Your instructor produces a __________ spectrum, which appears as a:
 continuous; rainbow. ** [2] emission; series of bright lines on a dark background. *********** [11] absorption; series of dark lines on a rainbow background. ******** [8] (Unsure/guessing/lost/help!) ***** [5]

The balrog from The Lord Of The Rings: The Fellowship Of The Ring produces a __________ spectrum, which appears as a:
 continuous; rainbow. ******* [7] emission; series of bright lines on a dark background. *********** [11] absorption; series of dark lines on a rainbow background. ***** [5] (Unsure/guessing/lost/help!) *** [3]

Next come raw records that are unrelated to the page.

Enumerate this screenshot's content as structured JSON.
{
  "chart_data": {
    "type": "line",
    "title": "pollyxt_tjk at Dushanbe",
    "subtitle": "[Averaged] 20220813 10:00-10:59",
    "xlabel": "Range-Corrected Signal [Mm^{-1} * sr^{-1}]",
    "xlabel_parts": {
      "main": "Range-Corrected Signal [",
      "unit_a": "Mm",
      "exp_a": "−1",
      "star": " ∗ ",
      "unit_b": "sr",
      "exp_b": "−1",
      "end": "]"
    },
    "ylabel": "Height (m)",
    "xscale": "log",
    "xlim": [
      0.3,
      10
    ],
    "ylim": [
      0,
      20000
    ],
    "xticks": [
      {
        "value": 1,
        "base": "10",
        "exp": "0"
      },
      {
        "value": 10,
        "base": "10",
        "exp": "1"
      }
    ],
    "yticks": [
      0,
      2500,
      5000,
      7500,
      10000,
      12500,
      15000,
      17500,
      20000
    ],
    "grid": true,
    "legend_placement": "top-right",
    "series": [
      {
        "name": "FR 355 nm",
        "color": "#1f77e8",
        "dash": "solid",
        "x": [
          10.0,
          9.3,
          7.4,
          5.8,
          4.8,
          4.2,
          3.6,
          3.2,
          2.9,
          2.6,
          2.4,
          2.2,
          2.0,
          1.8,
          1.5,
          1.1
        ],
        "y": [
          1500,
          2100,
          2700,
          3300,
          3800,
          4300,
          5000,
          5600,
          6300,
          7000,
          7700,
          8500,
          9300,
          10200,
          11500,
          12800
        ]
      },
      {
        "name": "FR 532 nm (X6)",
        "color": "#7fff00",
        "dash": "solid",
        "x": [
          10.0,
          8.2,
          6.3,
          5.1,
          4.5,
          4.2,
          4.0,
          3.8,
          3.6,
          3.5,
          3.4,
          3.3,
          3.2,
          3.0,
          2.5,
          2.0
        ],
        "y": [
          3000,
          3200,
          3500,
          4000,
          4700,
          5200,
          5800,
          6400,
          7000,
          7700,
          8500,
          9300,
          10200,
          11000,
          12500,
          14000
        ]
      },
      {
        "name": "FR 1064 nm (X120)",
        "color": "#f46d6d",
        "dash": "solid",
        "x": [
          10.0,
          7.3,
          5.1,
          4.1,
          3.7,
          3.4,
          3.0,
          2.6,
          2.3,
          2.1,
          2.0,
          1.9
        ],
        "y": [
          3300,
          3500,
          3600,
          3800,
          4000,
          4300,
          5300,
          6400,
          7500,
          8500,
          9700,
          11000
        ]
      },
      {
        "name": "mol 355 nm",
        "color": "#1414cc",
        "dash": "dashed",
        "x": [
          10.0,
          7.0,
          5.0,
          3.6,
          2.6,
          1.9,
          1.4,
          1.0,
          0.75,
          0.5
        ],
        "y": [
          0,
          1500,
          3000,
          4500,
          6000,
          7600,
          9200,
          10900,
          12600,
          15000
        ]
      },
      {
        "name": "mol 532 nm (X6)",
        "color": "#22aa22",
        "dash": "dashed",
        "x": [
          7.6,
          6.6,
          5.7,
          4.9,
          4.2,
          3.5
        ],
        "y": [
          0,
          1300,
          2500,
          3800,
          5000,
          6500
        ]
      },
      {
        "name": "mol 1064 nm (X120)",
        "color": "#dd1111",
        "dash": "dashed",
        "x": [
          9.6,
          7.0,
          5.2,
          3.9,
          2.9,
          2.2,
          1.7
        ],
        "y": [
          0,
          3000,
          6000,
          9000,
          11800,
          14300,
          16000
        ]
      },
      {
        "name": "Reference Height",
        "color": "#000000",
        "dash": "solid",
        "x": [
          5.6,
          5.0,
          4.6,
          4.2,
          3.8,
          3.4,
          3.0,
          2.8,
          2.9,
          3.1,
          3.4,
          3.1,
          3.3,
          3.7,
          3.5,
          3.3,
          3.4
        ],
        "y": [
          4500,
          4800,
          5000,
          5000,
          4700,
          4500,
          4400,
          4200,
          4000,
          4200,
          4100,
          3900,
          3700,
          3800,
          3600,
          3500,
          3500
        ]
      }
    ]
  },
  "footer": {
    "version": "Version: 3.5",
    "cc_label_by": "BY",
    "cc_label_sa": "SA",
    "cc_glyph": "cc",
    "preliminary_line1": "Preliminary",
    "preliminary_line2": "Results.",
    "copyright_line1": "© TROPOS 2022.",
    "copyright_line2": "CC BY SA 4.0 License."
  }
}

Suppose you are standing on the sidewalk as a car, with its horn continuously on, passes by (video link). The loudness of the car horn:
 starts loud, then gets quieter. ** [2] starts quiet, then gets louder. [0] starts quiet, gets louder, then goes back down to quiet. ************************ [24] starts loud, gets quieter, then goes back up to loud. [0] (Unsure/guessing/lost/help!) [0]

Suppose you are standing on the sidewalk as a car, with its horn continuously on, passes by (video link, same as above). The pitch (high note/low note) of the car horn:
 starts high, then drops lower. ************ [12] starts low, then goes higher. [0] starts low, goes higher, then drops back down to low. *********** [11] starts high, goes lower, then goes back up to high. *** [3] (Unsure/guessing/lost/help!) [0]

Ask the instructor an anonymous question, or make a comment. Selected questions/comments may be discussed in class.

"I did not like this chapter."

"I really hope you choose to be something other than the Doppler effect for Halloween." (#neeeow)

"What makes you not a big fan of The Big Bang Theory? (The Big Bang Theory makes fun of nerds and geeks. Shows like Community has fun with nerds and geeks.)

"YOU SHALL NOT PASS!!!!!!!!"

"Ok scientifically speaking, yeah, the balrog is pretty hot, but let's be real Liv Tyler is pretty damn HOTTTTTTT:) wouldn't you agree?"